Originally Posted by galactus

What is wrong with this website that I keep getting these errors saying the image is too big?. I've never seen this on another site. The code is fine as far as I can tell..

The TeX system seems to not like long (not that long) strings of TeX.
Placing pairs of [ /math] and [ math] (without extra spaces) s seems to
fix the problems usually (as I have done in your post).

RonL
• July 15th 2006, 02:49 PM
galactus
Thank you Cap'N. I will keep that in mind. I have not run into that problem before, regardless of the length of the string.
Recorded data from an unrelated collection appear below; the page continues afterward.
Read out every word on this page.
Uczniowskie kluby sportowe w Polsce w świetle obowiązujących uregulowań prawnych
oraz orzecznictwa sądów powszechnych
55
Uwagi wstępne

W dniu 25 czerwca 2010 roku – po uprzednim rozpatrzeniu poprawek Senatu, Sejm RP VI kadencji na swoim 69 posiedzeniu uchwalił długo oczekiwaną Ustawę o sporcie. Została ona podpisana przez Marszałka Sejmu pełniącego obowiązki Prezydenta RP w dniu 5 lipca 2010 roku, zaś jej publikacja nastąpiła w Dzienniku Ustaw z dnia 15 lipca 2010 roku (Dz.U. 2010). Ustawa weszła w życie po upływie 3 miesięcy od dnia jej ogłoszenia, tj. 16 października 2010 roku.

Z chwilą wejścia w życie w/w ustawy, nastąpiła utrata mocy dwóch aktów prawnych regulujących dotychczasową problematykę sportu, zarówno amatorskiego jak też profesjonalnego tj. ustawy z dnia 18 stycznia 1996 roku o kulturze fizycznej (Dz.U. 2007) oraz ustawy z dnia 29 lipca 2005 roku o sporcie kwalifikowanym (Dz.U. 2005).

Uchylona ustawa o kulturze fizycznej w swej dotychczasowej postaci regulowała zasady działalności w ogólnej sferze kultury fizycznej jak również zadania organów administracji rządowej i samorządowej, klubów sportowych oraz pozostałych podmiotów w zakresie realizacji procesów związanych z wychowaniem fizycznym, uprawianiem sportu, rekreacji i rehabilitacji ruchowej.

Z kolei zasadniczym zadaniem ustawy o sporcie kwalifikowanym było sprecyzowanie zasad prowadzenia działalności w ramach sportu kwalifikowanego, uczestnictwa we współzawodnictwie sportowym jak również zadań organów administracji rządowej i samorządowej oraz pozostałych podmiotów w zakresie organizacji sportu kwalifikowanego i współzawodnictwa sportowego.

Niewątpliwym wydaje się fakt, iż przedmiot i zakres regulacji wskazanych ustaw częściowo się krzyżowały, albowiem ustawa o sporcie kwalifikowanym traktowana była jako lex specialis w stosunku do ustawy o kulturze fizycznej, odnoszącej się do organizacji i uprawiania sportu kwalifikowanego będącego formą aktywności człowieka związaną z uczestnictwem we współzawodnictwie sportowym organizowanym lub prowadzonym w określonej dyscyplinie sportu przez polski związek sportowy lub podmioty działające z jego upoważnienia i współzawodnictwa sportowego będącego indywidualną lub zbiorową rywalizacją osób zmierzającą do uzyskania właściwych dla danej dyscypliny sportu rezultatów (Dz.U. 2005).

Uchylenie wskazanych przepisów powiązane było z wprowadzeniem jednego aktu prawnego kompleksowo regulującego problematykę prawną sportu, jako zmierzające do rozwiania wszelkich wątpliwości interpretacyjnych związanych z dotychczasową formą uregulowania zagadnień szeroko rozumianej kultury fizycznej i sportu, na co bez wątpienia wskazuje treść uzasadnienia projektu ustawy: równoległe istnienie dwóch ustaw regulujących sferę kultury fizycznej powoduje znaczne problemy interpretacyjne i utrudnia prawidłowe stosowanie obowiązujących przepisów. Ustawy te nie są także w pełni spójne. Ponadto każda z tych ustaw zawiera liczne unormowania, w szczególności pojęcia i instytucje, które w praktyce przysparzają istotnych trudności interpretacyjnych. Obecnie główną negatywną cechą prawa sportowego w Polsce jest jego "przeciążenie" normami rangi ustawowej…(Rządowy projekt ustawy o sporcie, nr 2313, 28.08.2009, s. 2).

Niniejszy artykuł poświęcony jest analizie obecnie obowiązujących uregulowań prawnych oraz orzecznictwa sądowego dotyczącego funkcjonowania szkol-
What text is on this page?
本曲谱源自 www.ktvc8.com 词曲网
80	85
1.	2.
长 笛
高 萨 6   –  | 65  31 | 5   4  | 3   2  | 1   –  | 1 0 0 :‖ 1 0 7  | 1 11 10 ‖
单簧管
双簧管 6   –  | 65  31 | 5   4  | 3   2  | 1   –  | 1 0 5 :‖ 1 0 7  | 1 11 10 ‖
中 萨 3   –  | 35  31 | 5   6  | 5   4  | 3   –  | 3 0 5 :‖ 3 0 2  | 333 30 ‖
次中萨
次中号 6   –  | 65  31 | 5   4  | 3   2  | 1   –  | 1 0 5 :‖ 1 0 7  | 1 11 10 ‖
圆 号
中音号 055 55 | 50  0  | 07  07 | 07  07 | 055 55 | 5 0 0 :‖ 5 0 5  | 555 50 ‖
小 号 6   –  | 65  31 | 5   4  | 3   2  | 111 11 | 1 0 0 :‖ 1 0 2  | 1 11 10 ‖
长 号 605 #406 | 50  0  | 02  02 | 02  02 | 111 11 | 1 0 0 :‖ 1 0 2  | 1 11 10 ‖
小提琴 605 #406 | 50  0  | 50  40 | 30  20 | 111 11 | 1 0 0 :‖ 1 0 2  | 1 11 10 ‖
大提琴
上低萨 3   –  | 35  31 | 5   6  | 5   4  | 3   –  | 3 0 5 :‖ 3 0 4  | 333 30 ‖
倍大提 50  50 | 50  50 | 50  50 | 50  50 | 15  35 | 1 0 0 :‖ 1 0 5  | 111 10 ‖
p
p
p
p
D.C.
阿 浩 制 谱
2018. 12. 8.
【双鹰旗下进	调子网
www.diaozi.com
Thanks for the fix up.
• July 15th 2006, 07:17 PM
dan
help with newton
Ok,
What seems to be the problem is...I know practically no calculus and my dad wont let me take a course until I finish my college algebra book :( so... I don't even know what f'(x) means and how you get there from f(x) :confused: :eek:
Dan
• July 15th 2006, 07:22 PM
ThePerfectHacker
Quote:

Originally Posted by dan
Ok,
What seems to be the problem is...I know practically no calculus and my dad wont let me take a course until I finish my college algebra book :( so... I don't even know what f'(x) means and how you get there from f(x) :confused: :eek:
Dan

I would be more strict and tell you to study "Pre-calculus" however they call the course.
• July 16th 2006, 04:25 AM
galactus
Quote:

Originally Posted by dan
Ok,
What seems to be the problem is...I know practically no calculus and my dad wont let me take a course until I finish my college algebra book :( so... I don't even know what f'(x) means and how you get there from f(x) :confused: :eek:
Dan

Poor Dan. I didn't realize that. Math is done in steps; You need to finish your algebra or pre-caculus and then go to Calc I. BTW, f'(x) is the derivative of a function f(x). What brought up Newton anyway?. You need to learn differentiation before you can use Newton's Method. Do a Google search.
Good luck.
• July 16th 2006, 05:26 AM
malaygoel
How will you explain the working of Newton's Method?I can't figure out why it works!!

Keep Smiling
Malay
• July 16th 2006, 05:35 AM
Soroban
Sorry, dan!

Quote:

I don't even know what $f'(x)$ means . . .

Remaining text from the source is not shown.